Solo exhibition curated by Marta Mestre
15.04.2021 - 05.09.2021
Quarto Blindado (Armoured Room) by Fernão Cruz, is a space of infinite creation. As in origin myths, where the gods are skilled sculptors, shaping the lives of all beings and things in the world, in this room the artist (b. Lisbon, 1995) addresses the act of creation. Inspired by the materials, textures and colours of the African sculptures held in the museum’s collection, and by F. D. Bedford’s illustrations for the book Peter and Wendy (1911), by the British writer J. M. Barrie, Fernão Cruz builds an installation that has different layers of meaning.
The adventures of the boy who did not want to grow up are the pretext for building a psychological and intimate space, in which reality, suspended by art, sees its rules subverted. The use of papier maché - which José de Guimarães uses in many of his works – makes it possible, with limited resources, to reproduce objects without a function, to build a fragile and yet tangible space of dreams and desires, that the visitor invades and contemplates.

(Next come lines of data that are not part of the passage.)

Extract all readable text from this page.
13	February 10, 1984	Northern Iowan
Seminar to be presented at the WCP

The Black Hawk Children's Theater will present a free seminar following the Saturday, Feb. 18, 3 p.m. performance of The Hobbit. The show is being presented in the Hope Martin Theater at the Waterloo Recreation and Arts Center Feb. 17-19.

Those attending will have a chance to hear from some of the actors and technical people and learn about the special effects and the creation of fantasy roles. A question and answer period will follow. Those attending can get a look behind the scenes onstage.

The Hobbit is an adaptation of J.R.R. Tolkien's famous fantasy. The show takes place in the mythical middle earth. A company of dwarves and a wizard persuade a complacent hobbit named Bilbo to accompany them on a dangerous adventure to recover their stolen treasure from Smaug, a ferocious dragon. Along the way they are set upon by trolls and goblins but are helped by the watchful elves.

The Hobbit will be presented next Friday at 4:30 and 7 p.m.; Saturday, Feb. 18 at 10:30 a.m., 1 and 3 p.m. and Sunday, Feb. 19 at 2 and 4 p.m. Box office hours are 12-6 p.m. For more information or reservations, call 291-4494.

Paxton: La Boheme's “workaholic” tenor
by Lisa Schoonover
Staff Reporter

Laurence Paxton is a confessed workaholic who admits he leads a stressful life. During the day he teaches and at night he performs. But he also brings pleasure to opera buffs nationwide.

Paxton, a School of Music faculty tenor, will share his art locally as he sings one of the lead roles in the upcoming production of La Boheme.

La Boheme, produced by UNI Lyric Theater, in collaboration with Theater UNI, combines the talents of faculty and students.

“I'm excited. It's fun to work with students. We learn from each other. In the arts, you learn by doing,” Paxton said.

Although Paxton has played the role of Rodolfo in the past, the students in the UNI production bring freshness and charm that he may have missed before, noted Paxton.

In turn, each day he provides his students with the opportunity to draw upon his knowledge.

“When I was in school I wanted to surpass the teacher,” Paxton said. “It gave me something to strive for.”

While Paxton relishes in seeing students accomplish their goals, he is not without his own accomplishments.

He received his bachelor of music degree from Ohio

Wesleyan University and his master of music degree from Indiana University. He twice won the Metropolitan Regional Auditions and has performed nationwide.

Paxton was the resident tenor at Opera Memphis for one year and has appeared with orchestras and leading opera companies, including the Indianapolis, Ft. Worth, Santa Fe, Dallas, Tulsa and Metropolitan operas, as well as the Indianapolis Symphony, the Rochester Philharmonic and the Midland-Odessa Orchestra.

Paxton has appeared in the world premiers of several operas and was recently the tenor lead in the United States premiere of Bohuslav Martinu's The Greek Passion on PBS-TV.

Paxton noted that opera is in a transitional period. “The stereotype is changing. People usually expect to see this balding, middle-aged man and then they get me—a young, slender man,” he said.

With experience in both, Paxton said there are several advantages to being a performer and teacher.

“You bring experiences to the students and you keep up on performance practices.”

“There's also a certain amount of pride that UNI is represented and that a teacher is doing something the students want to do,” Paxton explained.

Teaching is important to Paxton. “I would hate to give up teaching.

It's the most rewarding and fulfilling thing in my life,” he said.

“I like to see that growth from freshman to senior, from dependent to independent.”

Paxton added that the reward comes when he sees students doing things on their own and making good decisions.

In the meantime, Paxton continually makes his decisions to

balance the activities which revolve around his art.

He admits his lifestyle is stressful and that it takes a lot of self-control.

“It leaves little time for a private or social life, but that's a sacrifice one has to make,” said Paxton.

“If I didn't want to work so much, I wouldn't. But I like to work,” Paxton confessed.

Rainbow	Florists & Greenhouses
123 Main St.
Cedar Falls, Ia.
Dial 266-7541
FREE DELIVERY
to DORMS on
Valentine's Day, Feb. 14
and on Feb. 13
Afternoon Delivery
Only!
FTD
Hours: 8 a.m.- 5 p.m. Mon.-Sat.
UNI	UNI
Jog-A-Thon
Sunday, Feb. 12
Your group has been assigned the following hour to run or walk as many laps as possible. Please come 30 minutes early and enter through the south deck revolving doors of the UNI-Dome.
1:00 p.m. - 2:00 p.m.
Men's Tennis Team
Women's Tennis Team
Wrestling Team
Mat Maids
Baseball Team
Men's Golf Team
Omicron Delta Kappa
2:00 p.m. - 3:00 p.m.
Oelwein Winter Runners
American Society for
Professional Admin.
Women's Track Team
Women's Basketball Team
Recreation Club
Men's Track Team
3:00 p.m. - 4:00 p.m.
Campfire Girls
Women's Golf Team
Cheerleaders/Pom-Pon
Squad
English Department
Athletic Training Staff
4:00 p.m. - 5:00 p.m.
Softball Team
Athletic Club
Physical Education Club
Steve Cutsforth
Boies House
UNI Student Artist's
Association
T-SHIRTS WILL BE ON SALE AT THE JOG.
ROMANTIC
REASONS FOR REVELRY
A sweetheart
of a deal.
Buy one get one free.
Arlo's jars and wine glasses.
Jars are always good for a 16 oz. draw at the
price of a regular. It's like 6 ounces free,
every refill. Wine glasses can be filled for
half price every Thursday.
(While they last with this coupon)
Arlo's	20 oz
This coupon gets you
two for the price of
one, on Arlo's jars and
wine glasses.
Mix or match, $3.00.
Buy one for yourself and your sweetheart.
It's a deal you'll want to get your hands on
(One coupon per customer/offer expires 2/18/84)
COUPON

The sculptures that populate the room include a petrified umbrella, a broken surveillance camera, a bird, a family scene and a magical arm that seems to invade the real world. Made of raw cloth and exhibited like the pages of a book, F. D. Bedford’s engravings are altered by Fernão Cruz. A place of refuge is created through the domestic universe and sense of intimacy, Peter Pan’s capacity to fly without wings, the feelings of loss, mourning and desire, in a reality in which intimate things loom large with floating heavy bodies.